Pertanyaan itu sontak membuat Jungkook mengubah raut wajahnya,"Dia sudah pergi."
"Semenjak Anda di nyatakan sudah tidak ada Nona selalu saja kemari untuk melihat tempat peristirahatan Anda. Tapi apakah Tuan bertemu dengan Nona di sana? Bukankah dia di Swiss juga?"
Jungkook mengatakan segalanya dengan hati yang tersayat duri, memang mudah untuk mengucap tapi tidak dalam bertindak.
"Jadi Tuan akan menikah dengan Nona Alea? Saya kira hanya candaan."
"Tidak, itu semuanya nyata. Mereka hanya menganggapku sebagai peliharaan tidak lebih, bukankah hidup ini terlalu menyedihkan?"
Satu pelukan hangat mendarat di tubuh Jungkook yang mampu membuatnya tenang untuk sementara waktu.
"Tuan memilih ini karena demi keamanan Nona Yuna, saya mengerti akan hal itu. Tapi apakah Tuan tersadar bahwa kebahagiaan Anda lebih penting."

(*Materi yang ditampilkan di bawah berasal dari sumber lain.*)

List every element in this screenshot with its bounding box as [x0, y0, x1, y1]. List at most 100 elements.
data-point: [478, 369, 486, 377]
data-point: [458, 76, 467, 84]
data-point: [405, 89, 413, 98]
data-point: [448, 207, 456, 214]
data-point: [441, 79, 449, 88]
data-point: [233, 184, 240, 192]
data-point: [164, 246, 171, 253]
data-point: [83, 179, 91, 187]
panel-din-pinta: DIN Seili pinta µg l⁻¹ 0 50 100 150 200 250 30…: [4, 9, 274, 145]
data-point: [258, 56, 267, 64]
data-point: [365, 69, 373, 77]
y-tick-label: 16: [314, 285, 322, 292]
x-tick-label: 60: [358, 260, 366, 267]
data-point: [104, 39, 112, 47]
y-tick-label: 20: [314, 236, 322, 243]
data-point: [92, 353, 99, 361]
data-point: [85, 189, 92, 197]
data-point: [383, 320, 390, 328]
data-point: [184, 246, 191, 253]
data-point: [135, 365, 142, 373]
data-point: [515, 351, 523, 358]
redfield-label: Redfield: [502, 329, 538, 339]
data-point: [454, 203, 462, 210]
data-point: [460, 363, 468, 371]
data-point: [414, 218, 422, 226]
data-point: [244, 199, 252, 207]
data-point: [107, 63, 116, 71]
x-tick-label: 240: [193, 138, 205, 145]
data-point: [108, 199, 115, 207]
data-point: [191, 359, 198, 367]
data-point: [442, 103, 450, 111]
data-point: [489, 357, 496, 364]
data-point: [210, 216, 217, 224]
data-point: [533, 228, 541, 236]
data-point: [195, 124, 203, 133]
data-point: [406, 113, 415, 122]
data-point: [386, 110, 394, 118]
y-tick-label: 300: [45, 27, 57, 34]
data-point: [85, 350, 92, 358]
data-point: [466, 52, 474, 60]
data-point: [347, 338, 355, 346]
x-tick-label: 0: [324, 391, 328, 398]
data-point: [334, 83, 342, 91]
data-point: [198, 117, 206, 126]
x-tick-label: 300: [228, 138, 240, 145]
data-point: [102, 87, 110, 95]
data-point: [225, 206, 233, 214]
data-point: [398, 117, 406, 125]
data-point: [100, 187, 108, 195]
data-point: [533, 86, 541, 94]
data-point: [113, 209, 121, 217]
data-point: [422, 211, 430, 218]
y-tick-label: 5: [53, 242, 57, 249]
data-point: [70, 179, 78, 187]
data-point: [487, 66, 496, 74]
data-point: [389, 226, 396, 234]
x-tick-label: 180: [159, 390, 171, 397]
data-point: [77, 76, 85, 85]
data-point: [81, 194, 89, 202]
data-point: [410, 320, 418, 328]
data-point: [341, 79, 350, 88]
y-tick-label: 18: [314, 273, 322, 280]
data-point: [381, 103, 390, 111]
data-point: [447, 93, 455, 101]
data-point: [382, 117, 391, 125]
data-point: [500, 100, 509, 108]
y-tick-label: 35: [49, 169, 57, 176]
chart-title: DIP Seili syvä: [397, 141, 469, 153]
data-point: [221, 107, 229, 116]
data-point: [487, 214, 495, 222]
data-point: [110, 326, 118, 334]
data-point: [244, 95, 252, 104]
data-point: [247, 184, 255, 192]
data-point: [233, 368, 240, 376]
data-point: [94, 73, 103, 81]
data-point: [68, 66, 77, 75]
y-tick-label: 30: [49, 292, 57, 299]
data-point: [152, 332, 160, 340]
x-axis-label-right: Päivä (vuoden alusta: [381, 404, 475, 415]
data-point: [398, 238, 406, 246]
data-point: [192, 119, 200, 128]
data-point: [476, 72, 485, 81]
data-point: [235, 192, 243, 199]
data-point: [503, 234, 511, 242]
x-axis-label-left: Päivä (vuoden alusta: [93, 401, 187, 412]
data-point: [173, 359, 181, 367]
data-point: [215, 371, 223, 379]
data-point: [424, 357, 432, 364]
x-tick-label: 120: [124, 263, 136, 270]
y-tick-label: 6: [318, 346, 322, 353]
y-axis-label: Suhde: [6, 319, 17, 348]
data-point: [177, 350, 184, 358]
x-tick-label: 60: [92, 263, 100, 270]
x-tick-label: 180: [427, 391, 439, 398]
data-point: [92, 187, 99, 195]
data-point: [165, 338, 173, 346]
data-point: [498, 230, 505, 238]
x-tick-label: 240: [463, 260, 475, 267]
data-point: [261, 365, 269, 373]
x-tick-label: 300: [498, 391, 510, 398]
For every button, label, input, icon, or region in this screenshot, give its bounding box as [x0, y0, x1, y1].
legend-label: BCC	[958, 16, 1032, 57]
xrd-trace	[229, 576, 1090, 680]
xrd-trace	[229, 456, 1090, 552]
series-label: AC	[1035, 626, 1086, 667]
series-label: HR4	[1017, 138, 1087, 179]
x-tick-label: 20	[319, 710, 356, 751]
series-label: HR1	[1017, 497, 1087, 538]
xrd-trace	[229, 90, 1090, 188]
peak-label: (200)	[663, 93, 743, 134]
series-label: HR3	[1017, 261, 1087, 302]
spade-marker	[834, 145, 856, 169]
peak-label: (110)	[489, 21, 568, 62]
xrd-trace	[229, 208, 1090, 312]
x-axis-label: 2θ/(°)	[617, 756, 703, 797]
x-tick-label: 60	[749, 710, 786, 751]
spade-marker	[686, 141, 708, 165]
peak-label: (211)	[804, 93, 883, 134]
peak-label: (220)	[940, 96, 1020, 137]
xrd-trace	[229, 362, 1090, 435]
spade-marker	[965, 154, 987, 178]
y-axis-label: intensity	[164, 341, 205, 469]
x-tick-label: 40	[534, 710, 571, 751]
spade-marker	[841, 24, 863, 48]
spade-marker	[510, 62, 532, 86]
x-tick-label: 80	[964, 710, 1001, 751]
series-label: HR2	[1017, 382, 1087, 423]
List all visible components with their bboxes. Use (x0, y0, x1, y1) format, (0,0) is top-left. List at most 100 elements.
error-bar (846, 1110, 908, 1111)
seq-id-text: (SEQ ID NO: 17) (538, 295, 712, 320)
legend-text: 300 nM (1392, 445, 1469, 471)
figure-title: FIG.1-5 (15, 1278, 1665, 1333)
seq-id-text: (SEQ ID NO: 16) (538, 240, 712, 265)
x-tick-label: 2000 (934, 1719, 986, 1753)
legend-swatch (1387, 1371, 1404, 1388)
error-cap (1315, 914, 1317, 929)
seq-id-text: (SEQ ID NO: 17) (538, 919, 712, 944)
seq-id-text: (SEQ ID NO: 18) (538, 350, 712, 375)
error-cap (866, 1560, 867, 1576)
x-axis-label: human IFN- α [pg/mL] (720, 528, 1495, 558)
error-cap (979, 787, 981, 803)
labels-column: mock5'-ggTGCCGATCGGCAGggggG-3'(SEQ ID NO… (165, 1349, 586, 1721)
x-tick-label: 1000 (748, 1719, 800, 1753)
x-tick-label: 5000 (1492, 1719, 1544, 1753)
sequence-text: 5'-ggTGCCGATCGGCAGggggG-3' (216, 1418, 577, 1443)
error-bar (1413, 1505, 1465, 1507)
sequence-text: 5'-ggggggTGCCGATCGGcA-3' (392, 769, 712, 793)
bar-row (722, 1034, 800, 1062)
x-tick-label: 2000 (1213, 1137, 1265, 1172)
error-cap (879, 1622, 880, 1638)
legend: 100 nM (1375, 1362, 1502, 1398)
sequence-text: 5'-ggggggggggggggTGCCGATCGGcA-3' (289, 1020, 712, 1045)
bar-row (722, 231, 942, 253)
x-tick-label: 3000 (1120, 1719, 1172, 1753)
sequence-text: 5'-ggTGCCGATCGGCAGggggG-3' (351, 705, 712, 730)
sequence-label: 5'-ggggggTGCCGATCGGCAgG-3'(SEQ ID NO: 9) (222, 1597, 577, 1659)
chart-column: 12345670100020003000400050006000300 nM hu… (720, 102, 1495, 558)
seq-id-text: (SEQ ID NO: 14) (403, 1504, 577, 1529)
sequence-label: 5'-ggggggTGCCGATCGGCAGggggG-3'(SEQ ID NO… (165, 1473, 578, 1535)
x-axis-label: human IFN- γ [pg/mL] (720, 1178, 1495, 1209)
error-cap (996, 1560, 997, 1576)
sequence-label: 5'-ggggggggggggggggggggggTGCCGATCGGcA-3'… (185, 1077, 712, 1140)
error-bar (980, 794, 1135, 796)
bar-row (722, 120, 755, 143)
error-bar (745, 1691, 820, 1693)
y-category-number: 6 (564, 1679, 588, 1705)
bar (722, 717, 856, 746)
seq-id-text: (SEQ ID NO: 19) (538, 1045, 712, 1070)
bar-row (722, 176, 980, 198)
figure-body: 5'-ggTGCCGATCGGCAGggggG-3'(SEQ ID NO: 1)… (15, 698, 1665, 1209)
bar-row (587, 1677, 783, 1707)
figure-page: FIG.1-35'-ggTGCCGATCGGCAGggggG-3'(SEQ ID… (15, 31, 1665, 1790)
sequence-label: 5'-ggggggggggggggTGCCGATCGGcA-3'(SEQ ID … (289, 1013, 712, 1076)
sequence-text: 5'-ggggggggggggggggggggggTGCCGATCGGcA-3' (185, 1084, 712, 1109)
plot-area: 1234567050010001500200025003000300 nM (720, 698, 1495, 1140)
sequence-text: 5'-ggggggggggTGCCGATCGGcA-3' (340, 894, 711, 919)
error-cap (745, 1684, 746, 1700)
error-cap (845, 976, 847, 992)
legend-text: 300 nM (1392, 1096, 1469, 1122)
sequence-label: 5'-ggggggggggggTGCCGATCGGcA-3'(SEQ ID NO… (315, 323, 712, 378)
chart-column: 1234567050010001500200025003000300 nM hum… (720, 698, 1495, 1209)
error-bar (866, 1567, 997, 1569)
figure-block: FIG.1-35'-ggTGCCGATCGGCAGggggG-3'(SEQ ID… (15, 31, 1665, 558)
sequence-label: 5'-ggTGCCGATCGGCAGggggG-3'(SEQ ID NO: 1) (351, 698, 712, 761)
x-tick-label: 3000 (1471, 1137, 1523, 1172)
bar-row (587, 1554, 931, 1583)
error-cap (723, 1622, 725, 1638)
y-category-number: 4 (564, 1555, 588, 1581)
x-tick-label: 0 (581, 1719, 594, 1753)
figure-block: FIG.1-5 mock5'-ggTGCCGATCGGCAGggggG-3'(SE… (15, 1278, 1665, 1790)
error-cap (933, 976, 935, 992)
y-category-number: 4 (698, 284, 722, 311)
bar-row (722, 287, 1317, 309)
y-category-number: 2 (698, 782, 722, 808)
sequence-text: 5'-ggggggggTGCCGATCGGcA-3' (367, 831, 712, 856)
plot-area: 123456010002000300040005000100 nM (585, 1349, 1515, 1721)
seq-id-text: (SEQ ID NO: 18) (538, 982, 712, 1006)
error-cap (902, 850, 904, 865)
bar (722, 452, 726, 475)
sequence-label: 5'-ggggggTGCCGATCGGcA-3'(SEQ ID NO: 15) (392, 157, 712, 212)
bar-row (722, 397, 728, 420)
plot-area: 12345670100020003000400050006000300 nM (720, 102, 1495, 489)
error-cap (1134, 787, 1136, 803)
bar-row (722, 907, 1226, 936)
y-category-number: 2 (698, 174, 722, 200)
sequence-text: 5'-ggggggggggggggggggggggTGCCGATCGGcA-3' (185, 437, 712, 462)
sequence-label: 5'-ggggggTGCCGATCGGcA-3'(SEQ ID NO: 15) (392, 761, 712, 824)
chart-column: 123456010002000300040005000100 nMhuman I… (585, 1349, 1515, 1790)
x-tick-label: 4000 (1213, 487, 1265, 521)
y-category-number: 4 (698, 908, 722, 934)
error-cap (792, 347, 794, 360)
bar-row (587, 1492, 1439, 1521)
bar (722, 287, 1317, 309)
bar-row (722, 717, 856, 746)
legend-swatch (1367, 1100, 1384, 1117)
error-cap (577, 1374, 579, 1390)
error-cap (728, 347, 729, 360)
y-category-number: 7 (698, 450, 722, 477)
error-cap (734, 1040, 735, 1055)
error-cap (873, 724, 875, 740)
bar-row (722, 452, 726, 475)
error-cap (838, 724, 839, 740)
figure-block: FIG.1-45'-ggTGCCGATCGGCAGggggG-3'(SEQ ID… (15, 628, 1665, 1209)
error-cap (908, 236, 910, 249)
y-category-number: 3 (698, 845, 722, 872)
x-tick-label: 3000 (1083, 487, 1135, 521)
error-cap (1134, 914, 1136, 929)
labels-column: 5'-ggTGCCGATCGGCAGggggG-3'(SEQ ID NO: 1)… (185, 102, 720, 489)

"Satu bulan bersamanya sudah membuatmu senang bukan main, meski kami harus berpisah aku tidak memiliki penyesalan untuk sekarang ini karena aku tidak bisa memberikan kebahagiaan yang dia harapkan selain melepaskan untuk saat ini."ujar Jungkook.
Selesai berbincang pria itu segera di antar ke kamarnya yang kini sudah tidak terurus, pelayan segera membersihkan kamar Jungkook. Jika di pikir mengapa tidak di lakukan saat pria itu dalam perjalanan, memang kejam.
"Tuan tunggu saja di luar, biar kami yang membersihkan."ujar pelayan berumur.
Di samping kamar Jungkook adalah milik kakaknya yang sudah lama tidak di tempati tapi semuanya masih sama, ukuran kamarnya lebih besar dari milik Jungkook.
"Tuan sudah selesai."
Menunggu lima belas menit untuk membersihkan kamar kecil tersebut hingga akhirnya Jungkook dapat beristirahat di sana.
"Selamat beristirahat, Tuan."ujar para pelayan pergi.
Sementara Jungkook bersusah payah seorang diri untuk bisa ke tempat tidurnya,"Dasar pria cacat!"pekik dirinya sendiri.